Scientists are still investigating the possible modes of transmission for CODIV-19, they mainly believe that it is transmitted through air droplets in sneeze or cough; or through close contact with an infected person. Thus, the virus could have been transmitted through the apartment building through close human contact or shared elevator buttons.

However, the fact that two patients lived above one another and that initial inspection revealed a disconnected pipe from the bathroom's waste pipe, health authorities investigated whether the virus spread through the sewage system.

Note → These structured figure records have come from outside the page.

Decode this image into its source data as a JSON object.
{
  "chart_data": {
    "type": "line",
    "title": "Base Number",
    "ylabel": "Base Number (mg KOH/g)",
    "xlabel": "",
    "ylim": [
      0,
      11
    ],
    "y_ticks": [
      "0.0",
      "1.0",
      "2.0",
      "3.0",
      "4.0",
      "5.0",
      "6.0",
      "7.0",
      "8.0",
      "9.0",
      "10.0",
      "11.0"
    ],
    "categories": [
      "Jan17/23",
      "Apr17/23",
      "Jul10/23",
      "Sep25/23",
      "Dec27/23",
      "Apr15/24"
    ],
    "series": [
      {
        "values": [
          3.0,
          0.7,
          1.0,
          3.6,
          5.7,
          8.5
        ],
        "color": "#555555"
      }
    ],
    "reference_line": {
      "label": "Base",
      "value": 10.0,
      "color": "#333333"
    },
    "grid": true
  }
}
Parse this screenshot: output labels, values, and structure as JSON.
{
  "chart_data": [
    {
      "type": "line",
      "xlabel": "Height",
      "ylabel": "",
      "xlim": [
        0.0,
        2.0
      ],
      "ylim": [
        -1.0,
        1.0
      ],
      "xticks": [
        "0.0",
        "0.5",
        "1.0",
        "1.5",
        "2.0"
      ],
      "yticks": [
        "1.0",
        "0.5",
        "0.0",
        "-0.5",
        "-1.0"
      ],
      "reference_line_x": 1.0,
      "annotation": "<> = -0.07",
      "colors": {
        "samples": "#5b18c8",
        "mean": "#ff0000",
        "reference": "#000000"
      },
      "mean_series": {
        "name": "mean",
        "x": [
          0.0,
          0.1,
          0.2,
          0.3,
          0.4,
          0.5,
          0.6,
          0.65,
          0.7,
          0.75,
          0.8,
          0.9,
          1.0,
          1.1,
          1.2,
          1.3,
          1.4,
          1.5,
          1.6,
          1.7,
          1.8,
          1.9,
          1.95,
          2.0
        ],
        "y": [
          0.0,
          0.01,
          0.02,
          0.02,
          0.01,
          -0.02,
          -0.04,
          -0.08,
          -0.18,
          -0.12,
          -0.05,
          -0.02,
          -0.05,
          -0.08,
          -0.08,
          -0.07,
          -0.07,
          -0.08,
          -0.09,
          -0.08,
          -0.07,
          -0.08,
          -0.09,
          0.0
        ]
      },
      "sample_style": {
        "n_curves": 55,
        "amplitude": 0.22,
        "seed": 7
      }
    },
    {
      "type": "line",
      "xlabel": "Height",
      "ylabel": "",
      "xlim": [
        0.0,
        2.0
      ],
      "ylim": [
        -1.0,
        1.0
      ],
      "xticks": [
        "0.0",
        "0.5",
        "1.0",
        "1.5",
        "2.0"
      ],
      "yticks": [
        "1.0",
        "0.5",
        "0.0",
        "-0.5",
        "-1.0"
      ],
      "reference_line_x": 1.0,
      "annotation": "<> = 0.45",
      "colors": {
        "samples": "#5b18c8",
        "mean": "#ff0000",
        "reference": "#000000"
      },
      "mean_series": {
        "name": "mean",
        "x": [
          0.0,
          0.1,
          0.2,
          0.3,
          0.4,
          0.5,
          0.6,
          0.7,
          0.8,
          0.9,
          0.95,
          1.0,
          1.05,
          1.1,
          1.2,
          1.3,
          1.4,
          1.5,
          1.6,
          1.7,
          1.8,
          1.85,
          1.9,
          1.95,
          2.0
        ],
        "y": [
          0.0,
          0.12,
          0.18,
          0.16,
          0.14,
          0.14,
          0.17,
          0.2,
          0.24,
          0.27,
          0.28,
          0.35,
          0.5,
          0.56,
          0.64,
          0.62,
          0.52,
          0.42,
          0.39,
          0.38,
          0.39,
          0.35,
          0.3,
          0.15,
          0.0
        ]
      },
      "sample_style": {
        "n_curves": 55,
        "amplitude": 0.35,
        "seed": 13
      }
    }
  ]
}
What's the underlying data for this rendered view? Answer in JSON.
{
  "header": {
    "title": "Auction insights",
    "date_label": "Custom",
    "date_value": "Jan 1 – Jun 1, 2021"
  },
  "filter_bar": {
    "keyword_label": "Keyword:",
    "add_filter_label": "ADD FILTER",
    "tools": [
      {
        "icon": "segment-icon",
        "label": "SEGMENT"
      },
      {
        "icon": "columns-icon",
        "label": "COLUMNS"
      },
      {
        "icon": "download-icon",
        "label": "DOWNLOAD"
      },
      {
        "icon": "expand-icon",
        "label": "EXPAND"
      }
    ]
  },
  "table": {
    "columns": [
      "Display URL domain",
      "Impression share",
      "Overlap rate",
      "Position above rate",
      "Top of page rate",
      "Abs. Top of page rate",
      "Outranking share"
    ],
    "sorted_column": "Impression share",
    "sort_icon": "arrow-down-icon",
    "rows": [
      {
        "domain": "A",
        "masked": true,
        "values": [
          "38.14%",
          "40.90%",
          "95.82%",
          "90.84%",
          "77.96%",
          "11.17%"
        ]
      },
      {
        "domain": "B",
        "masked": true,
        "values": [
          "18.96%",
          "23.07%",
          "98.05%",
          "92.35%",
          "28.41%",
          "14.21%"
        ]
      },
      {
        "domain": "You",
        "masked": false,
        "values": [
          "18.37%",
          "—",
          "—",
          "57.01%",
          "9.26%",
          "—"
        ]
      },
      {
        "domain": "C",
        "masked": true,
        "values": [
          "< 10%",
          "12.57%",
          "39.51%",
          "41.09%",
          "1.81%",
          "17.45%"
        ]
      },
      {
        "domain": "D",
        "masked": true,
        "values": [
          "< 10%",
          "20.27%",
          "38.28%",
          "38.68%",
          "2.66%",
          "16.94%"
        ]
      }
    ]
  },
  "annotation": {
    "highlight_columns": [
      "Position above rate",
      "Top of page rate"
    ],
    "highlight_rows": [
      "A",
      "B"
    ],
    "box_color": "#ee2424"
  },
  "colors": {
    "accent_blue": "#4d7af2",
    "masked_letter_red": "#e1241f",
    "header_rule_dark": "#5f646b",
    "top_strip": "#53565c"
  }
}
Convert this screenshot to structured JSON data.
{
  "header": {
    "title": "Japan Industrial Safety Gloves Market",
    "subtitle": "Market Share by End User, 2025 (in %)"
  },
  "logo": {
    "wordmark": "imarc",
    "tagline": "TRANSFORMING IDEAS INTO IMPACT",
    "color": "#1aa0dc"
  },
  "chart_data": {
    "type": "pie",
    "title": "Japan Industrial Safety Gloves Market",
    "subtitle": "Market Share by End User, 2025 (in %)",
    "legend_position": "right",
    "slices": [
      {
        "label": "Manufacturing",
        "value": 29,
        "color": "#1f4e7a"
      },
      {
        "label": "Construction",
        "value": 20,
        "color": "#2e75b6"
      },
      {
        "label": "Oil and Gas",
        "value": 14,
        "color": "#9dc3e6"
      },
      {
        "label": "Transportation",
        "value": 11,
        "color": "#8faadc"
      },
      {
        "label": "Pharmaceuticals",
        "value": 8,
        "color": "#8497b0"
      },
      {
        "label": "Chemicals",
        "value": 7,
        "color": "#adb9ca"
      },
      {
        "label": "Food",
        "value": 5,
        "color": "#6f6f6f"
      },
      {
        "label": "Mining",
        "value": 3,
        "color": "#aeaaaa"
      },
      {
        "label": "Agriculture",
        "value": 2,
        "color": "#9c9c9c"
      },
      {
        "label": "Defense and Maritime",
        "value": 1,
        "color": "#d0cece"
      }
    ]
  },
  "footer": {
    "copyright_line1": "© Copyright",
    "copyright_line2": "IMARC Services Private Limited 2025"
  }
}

According to Infectious Diseases Division chief at Hong Kong university Ivan Hung, studies made in the early stages of the novel corona virus has suggested that it could spread through feacal matter, however, there is no concrete evidence of this yet.

While Microbiologist Yuen Kwok-yung said at a press conference last Tuesday that virus transmission could have resulted from an improperly sealed pipe that carried infected feces into the building's ventilation system. Authorities are still investigating a modified vent pipe in Hong Mei House which could have been the cause of the virus transmission to the residents,

Moreover, Hong Kong's Center for Health Protection has advised the public to regularly pour water into their drain outlets to maintain their drainage pipe while the investigation in the building is still on going.

With this said, if the investigations saying that the virus can travel through pipes is confirmed, even staying at inside their homes where people feel most safe may be the same place that put them at risk.